Léonard lut ces mots pleins d'espoir, écrits cinq ans auparavant dans un de ses vieux cahiers. A côté, il avait dessiné l'appareil: un timon auquel, à l'aide de tiges de fer, étaient assujetties des ailes, mises en mouvement par des cordes.

Cette machine maintenant lui paraissait difforme et disgracieuse.

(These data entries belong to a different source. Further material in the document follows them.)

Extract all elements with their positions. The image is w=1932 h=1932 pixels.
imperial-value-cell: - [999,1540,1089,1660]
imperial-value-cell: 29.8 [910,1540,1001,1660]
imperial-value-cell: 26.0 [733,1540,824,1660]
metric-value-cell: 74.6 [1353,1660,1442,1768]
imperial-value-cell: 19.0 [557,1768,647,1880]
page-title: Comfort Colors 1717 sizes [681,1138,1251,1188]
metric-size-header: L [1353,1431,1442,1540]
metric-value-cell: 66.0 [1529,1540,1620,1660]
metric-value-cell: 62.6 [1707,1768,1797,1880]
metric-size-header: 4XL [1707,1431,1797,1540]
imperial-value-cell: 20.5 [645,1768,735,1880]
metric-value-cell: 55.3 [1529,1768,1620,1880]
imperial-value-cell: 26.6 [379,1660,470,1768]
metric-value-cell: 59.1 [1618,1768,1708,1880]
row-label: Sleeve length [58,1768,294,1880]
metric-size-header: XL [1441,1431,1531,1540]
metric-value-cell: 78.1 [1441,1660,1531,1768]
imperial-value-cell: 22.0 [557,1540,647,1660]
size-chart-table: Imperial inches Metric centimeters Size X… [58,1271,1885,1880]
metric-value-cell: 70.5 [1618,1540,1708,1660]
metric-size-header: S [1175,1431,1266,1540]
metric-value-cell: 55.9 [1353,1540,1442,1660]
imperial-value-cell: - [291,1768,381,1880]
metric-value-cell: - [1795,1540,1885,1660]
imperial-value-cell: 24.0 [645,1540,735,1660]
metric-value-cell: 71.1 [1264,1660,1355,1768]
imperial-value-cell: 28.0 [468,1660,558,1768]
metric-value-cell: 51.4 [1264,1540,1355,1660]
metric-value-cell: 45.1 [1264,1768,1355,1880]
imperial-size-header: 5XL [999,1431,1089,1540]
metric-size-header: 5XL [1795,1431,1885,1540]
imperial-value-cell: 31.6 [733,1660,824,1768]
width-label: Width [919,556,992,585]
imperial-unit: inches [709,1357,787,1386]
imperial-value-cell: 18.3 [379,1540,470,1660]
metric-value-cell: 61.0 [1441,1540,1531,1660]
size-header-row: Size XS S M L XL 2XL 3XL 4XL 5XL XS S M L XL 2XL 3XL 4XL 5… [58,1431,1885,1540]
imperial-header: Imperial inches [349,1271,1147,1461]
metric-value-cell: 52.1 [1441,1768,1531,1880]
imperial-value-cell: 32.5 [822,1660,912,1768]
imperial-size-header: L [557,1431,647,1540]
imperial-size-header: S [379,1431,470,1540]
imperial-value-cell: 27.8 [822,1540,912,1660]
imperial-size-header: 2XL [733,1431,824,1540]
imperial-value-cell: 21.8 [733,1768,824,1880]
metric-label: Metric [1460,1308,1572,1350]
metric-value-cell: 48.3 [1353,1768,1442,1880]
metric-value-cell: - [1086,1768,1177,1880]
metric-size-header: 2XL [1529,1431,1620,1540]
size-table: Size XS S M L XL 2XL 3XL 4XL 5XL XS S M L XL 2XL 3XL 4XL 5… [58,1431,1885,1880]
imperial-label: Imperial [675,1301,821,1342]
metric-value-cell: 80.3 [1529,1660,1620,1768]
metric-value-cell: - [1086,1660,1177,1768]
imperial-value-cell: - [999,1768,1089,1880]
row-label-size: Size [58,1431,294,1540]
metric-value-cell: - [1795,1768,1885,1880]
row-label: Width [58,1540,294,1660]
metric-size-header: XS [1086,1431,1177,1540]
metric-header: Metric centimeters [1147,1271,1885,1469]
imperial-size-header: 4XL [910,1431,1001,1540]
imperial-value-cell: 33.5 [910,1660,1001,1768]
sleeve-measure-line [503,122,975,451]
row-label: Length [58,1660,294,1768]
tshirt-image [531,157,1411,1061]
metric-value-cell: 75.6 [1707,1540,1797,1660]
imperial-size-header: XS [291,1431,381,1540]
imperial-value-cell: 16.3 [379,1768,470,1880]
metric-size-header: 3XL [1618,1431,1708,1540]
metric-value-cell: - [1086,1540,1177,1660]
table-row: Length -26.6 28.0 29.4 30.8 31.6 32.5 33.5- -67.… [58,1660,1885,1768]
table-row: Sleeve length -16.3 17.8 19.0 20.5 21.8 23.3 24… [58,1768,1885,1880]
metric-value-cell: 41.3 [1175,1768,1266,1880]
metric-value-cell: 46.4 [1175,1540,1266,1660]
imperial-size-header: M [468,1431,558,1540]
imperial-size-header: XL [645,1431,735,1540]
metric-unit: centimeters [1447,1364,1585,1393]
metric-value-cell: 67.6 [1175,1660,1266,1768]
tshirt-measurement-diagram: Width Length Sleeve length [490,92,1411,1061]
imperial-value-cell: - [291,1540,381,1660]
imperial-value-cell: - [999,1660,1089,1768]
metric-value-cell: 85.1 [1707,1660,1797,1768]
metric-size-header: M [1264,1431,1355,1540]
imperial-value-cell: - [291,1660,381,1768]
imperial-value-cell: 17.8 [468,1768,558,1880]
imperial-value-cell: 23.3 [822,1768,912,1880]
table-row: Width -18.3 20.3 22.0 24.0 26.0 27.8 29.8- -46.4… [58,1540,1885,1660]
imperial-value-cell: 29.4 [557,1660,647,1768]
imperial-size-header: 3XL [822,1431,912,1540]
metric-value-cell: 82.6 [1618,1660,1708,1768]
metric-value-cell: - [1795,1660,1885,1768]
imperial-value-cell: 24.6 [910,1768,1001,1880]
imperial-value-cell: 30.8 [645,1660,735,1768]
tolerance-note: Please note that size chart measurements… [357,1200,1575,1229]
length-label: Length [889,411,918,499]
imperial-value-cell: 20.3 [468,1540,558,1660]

Le nouvel appareil rappelait la chauve-souris. La carcasse de l'aile était formée de cinq doigts comme la main d'un squelette; un procédé ingénieux fléchissait les phalanges. Des tendons de cuir tanné et des lacets de soie brute simulaient les muscles et, adaptés à un levier, réunissaient les doigts. L'aile se relevait au moyen d'une bielle. Le taffetas amidonné interceptait l'air, ainsi qu'une palme de patte d'oie s'étendait et se refermait. Quatre ailes, nouées en croix, imitaient l'allure du cheval. Leur longueur était de quarante brasses, leur montée de huit. Se rejetant en arrière elles donnaient la marche en avant; s'abaissant, elles élevaient la machine. L'homme debout passait ses pieds dans les étriers qui faisaient mouvoir les ailes en agissant sur les leviers. Sa tête dirigeait un grand gouvernail garni de plumes, qui jouait le rôle de la queue d'un oiseau.

«L'oiseau privé de pattes ne peut s'envoler faute d'élan. Vois le martinet: s'il est posé à terre il ne peut s'élever parce qu'il a les jambes courtes. Voilà pourquoi deux échelles pour remplacer les pattes.»

Léonard savait par expérience que la perfection d'une machine exigeait l'élégance et les justes proportions observées dans toutes les parties: l'aspect bête des échelles froissait l'inventeur.

Il se plongea dans des déductions mathématiques, chercha l'erreur et ne put la trouver. Et tout à coup il raya d'un trait la page pleine de chiffres minuscules, dans la marge inscrivit: «Non è vero, pas exact», et ajouta en biais, d'une grosse écriture énervée, son juron favori: «Satanasso!—Au diable!»

Les calculs devenaient de plus en plus embrouillés. L'imperceptible erreur prenait des proportions inquiétantes.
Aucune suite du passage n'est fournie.